Home > California, Cult, Wine > Sean Thackrey Pleiades 1992 and What Happened to Beck?! (Tasting on Shuffle Pt. 3)

Sean Thackrey Pleiades 1992 and What Happened to Beck?! (Tasting on Shuffle Pt. 3)

Sean Thackrey Pleiades Old Vines 1992 is an unusual wine, even by Sean Thackrey standards. Thackrey is a self-taught winemaker who borrows many of his techniques from the most ancient texts on the matter, of which he has the foremost collection, which Thackrey continues to slowly translate and post to his website. Pleiades is his lowest cost release and contains different percentages of different varietals every year, often from different vintages.

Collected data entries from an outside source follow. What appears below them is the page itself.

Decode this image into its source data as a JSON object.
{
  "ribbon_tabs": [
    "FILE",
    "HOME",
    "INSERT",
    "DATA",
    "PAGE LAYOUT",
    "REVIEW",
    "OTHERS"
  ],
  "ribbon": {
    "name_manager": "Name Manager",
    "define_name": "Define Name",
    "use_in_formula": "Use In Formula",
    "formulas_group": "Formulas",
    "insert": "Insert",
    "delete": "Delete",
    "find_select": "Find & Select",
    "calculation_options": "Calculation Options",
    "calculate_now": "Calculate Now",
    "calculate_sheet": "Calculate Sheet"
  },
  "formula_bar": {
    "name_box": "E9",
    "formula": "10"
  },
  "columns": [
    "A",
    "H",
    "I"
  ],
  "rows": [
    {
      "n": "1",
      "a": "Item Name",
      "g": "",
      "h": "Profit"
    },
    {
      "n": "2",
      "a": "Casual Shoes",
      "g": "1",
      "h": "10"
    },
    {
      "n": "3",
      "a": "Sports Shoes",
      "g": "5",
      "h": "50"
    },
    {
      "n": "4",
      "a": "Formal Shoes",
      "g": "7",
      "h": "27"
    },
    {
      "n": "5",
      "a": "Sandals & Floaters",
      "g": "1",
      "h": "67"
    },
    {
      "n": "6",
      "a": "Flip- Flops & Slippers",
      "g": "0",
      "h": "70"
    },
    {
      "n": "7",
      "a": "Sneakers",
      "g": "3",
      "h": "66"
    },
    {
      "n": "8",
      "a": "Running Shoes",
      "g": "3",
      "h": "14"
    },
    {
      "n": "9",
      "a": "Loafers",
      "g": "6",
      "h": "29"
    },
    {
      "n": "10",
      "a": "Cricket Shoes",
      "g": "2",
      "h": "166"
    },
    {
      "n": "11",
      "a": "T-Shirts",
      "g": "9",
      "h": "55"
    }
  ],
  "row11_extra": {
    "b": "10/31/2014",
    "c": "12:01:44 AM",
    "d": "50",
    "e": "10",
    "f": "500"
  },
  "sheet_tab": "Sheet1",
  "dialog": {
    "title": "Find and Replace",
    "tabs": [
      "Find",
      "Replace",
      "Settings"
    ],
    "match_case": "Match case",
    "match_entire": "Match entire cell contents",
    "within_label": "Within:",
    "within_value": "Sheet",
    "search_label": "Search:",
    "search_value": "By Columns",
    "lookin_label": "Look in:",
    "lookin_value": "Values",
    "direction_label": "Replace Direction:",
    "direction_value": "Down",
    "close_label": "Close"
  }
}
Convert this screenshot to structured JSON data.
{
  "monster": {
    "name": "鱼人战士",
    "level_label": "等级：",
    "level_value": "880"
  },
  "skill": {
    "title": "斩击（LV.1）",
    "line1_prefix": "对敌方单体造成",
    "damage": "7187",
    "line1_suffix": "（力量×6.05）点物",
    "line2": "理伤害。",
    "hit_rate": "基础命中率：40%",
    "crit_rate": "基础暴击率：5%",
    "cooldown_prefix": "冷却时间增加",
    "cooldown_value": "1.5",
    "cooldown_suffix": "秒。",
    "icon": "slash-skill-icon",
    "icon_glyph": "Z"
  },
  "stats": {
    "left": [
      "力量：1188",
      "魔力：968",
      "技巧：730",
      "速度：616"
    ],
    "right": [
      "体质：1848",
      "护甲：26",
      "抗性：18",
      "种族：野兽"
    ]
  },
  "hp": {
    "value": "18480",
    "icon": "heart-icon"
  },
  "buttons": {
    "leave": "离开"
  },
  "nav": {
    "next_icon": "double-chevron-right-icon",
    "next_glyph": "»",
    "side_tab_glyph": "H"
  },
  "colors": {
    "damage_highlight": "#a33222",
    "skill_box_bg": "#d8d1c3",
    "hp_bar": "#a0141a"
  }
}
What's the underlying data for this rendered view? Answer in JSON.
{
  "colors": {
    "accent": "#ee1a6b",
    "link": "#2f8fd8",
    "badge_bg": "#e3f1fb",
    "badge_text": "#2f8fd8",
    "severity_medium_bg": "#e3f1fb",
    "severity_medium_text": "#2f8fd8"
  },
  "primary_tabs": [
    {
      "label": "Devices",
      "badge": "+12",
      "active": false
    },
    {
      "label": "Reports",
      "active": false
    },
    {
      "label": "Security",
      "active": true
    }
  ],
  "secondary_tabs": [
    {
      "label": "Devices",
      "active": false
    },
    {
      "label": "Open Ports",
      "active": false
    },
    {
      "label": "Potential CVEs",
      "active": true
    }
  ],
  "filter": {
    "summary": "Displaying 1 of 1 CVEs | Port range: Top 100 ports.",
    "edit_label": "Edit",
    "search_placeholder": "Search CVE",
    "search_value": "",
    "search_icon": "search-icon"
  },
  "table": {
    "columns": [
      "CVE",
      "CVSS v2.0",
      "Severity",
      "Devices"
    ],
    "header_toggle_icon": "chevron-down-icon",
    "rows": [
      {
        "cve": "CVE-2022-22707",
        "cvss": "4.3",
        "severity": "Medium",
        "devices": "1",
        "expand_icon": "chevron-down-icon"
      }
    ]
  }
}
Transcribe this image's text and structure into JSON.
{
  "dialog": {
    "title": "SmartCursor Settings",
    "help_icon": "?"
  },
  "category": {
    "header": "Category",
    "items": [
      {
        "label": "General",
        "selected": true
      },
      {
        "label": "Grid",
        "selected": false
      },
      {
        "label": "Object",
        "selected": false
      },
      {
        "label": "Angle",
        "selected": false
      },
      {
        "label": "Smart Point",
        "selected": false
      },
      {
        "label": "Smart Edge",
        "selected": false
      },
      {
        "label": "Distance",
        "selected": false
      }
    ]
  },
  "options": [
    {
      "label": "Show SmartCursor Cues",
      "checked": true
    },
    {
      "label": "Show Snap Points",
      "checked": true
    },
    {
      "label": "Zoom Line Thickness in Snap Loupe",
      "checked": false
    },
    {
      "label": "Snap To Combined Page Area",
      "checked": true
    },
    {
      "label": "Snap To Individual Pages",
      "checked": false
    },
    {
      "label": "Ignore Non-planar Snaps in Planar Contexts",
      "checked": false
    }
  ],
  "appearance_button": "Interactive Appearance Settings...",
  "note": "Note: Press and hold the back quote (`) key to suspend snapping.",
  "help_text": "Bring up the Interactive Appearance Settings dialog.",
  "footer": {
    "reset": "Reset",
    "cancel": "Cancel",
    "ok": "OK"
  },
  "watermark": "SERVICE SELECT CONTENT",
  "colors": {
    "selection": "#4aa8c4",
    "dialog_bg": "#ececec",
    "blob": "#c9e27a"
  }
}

Parker and I agree on one thing: the old label was cooler.

Beck’s never released demo, Don’t Get Bent Outta Shape (1992), comes over the itunes and harkens back to that glorious decade (’92-’02) before his records started to suck. A Sea Change indeed. Then on to One Foot in the Grave, Beck’s lowest-fi official release, recorded largely on a 4-track and a delightfully out of tune Silvertone guitar. This was also recorded in ’92, but was released in ’94 after Mellow Gold and its big single “Loser” brought Beck instantly to the mainstream.

I’m not saying one can’t *like* Beck’s new stuff (Guero and everything since). It’s certainly snappy and catchy and it’s easy to do the robot to, but he was a decade late on that whole video game sounds thing. The best of Beck’s new stuff sounds like tracks that might have remained on the cutting room floor during the Midnight Vultures sessions in lieu of the weightier cuts that made that album real. Conversely, what made Beck’s previous stuff so great was that it was deep and rich (lyrically and sonically), but had the pop sensibility to appeal to the radio and its spoon-fed surface listeners.

Sean Thackrey Pleiades ’92 is the only example I was able to locate of Thackrey blending this wine from numerous varietals of the same vintage. Pleiades is a wine that is not only different every vintage, but can vary greatly bottle to bottle, particularly with age as this is a wine meant to be consumed in its youth. This one displays a touch of oxidation, but is by no means turned. It’s denser, with a more syrah-like chewiness than other bottles from the same case. It’s softer, chocolatey, half way to a colheita three times its age. In the glass, the wine is red/brown, tapering to clear watery edge and of medium body (light by Thackrey standards). It shows fall earth, ash, red berries, dry cigar tobacco, and leather. The large perplexing nose is almost Burgundian, but denser, saltier, and with a touch of menthol. The palate is unearthly smoky, like a long lived Gigondas with a ghost of eucalyptus on the finish. Sean Thackrey Pleiades ’92 is full and broad of mouthfeel, but the fruit has receded almost entirely leaving pepper and cumin nearer the topnote than ever was intended. While these ’92s are in the twilight of their years, the non-vintage Pleiades XIV through XVIII are drinking beautifully right now. I’m not sure a more interesting wine exists, at the price point.